In the late 1600’s, the English Puritan immigrants had a period of hysteria which ended in 29 people being accused of and killed for being witches. It all started with two girls in one family, who according to legend either ate too many fermented grains or were actually possessed by a witch (although they could also have been a couple of teenagers wanting attention). These girls (plus no understanding of who was actually in charge at the time) convinced a whole town to turn on each other to rid the town of evil witches. It’s a great Wikipedia read if you ever have the chance. 

What the Salem Witch Trials has done for Salem is given them an annual tourist Festival of ghouls and witches and cauldrons and costumes and decorations that epitomise Halloween.  They make millions from the tourists it attracts to this tiny town in the middle of nowhere USA.  It’s a really fun vibe and the streets can be packed. We were there at the end of September and spent more than a half hour trying to find a car park in town.
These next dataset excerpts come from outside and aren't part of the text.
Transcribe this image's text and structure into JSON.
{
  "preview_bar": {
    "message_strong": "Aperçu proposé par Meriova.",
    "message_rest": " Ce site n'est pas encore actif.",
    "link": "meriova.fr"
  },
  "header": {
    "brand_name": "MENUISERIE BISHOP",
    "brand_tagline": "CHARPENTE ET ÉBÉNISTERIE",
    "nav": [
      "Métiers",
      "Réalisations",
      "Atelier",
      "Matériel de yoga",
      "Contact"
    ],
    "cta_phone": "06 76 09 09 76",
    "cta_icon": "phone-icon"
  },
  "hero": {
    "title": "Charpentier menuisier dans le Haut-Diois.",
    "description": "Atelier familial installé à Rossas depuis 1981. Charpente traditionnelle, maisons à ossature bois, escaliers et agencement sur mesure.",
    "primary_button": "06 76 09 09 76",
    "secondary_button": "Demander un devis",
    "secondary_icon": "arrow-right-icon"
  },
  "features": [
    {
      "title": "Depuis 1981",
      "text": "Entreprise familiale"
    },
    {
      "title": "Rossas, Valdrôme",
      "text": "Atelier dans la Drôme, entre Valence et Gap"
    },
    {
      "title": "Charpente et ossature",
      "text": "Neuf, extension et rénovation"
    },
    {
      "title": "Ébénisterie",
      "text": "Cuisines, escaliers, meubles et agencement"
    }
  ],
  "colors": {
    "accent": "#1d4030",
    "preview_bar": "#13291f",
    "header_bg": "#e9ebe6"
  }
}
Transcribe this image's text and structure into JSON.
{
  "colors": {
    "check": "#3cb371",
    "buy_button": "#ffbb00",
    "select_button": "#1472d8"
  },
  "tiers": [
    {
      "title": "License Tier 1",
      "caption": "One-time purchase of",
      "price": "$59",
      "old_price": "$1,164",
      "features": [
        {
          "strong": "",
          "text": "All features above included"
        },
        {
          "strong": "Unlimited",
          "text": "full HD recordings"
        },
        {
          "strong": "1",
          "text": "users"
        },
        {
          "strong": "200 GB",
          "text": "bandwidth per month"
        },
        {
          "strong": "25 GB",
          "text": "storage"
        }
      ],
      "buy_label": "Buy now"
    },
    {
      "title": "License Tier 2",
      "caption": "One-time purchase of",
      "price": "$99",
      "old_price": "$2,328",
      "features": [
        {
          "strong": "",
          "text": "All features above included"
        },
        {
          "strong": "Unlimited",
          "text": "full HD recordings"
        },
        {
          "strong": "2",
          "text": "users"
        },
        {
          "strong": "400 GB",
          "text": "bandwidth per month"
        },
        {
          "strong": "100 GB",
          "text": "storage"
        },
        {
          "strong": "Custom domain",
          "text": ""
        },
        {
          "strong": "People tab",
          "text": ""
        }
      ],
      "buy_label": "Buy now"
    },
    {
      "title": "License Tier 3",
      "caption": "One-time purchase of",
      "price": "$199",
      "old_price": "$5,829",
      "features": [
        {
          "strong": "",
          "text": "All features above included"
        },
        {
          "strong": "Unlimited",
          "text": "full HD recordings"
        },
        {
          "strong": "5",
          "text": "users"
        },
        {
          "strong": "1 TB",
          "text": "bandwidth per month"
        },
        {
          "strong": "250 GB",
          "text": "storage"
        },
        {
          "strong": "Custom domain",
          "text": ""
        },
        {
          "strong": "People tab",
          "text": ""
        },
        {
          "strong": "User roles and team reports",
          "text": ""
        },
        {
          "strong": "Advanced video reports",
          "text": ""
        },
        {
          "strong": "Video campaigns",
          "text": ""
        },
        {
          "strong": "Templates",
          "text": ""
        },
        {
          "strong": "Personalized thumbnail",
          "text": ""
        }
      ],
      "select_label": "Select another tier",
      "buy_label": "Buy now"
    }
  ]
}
Hocus Pocus (movie from the 1990’s) was also filmed there and so you get Hocus Pocus girls weekends where they turn up wearing matching teeshirts, smoking legal marijuana and on the search for the nearest Cocktail bar.

There is a statue in the town of Samantha from Bewitched the TV show of the 60’s-early 70’s. The tourists love it, the locals hate it. They regularly protest its existence and she’s been covered with paint and all other types of graffiti to get her gone! 

The opinion is that the witch trials are not something to be trivialised or romanticised, they should be recognised for what they were as a rather abhorrent aspect of history that should never be repeated. 

Half of the walking group we were on were “they should just get over it”, the other half were “I can see the point”… and that’s all I have to say about that.